I seriously wouldn't worry about hand me downs either. DS2 has an entire cupboard of hand me downs from DS1 and he doesn't care because he's 2. Lets face it as long as he's dressed what does it matter. I think its a terrible waste to buy him all new clothes when we have perfectly good second hand. I did buy him some new stuff when he was little but the older he gets the more pointless its become!

OnTheBottomWithAWomensWeekly · 10/09/2013 09:09

If your kid does that, you've gone badly wrong somewhere along the way. And not by spending vouchers.

MrsPnut · 10/09/2013 09:10

I'd just use the voucher for anything that the family needs never mind who the voucher was given to.

A baby needs so very little that any voucher may well expire before they need new clothes.

BinarySolo · 10/09/2013 09:44

If it was me I'd feel uncomfortable buying sheets/clothes for myself, but would be happy to buy for a sibling. I'd still get something new for the baby too I think.

If I'd given the voucher then I think I'd be a little put out by it not being spent on the dc, but I wouldn't mind which child got the clothes. I actually think it's nice for the older sibling to get a treat when there's a new baby.

mynameisnotmichaelcaine · 10/09/2013 09:50

I give vouchers without a second thought to what they are going to be spent on. Tbh if the receiver swapped them for money with a relative who would be more likely to use them it would not bother me in the least. As far as I'm concerned, once you give a present, it ceases to be any of your business what gets done with it!

TheOriginalSteamingNit · 10/09/2013 09:51

You should buy what you like - after all, if you chose £100 worth of clothers for dd2, she might not like what you chose anyway Wink

SuzySheepSmellsNice · 10/09/2013 09:58

YANBU at all... As you say, DD2 will benefit from the clothes too. When DS was born, I spent my Xmas and birthday Next vouchers on clothes for him as I was feeling fat and frumpy and postnatal all loved up with my beautiful newborn. The vouchers were meant for me, but I reallocated them as I saw fit.

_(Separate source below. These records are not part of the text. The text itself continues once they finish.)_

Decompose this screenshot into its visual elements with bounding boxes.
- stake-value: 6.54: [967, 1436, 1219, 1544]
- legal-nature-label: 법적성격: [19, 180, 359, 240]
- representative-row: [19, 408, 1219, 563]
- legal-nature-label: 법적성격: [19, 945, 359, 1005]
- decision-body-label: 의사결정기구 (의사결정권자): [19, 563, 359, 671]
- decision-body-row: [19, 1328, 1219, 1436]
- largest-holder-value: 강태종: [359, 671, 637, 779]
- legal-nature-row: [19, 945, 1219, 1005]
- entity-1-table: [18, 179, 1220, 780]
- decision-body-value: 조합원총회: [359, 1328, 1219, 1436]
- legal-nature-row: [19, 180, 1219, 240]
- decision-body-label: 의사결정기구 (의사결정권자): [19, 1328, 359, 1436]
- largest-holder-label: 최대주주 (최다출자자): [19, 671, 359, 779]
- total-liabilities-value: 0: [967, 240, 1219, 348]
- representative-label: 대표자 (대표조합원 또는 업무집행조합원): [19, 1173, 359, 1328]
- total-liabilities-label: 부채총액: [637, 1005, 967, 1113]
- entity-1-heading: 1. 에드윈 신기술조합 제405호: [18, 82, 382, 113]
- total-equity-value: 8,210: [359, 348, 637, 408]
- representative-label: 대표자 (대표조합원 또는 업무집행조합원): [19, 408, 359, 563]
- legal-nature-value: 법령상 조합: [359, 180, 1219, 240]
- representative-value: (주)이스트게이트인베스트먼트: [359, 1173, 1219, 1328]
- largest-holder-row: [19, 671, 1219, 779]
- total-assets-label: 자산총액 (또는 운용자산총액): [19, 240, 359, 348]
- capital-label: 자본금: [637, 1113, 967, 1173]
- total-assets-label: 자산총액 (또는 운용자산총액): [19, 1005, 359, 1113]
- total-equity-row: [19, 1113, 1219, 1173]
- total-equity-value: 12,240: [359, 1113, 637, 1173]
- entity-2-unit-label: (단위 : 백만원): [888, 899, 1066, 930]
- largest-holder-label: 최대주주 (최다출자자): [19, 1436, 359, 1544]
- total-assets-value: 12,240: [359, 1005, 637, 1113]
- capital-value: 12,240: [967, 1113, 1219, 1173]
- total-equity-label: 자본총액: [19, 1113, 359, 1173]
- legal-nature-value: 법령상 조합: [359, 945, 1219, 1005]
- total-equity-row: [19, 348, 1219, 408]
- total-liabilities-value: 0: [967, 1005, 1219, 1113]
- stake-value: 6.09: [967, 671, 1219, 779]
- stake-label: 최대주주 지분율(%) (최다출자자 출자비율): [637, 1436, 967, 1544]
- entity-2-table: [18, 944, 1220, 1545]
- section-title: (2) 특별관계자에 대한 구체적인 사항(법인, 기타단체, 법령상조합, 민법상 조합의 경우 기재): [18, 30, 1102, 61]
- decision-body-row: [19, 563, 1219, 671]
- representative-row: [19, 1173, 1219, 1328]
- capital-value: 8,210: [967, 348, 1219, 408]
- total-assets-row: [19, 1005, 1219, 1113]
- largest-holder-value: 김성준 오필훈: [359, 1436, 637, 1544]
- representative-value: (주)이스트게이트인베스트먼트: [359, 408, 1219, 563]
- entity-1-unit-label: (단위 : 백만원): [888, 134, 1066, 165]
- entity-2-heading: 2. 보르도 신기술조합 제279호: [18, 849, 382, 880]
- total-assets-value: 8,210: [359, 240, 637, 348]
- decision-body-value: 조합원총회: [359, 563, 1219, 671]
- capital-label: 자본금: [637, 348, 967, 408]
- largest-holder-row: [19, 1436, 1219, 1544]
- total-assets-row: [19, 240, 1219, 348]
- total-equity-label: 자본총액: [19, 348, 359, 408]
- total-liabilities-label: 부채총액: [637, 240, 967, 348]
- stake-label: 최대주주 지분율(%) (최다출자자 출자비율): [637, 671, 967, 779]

No problem...

GrandstandingBlueTit · 10/09/2013 10:01

There isnt anything wrong with hand me downs, but sooner or later second/third/tenth children will wonder why their new clothes are suspiciously similar to something older sibling wore when it was fashionable 3 years ago, or why older sibling is the only one who has new things bought for them.

Grin Hilarious.

Meanwhile, in the real world, actual kids couldn't care less about three years's ago clothes, if they tried.

OP, YANBU. Just go ahead and do it.

mynameisnotmichaelcaine · 10/09/2013 10:09

Disclaimer I am 41 weeks pregnant, so probably less tolerant than your average Daily Mail reader at the moment, but I think some people's attitude to hand-me-downs really encapsulates what has gone wrong with the world. We care far too much about stuff these days, and not enough about what's really important. I totally include myself in this analysis, since I have far too much stuff myself, and like to have nice new things. But we have pretty much ruined our economy and are quickly working our way through the world's resources because it has become commonplace to think that we need new things for new babies, or a new phone every year or so.

I gave not two hoots that I wore my brothers old trousers for playing out in. I would much rather that attitude still prevailed than that of DD's friend who refused to wear anything other than Ted Baker at 6 years old.

weeps

gets back to bouncing on birth ball

GaryBuseysTeeth · 10/09/2013 10:15

I'd buy a coat with the vouchers.

Hold off on the naice bedding until dd2 is older, you just KNOW she'll find your make up bag and ruin the new stuff now.
Wouldn't feel comfortable spending dcs vouchers on stufff for me.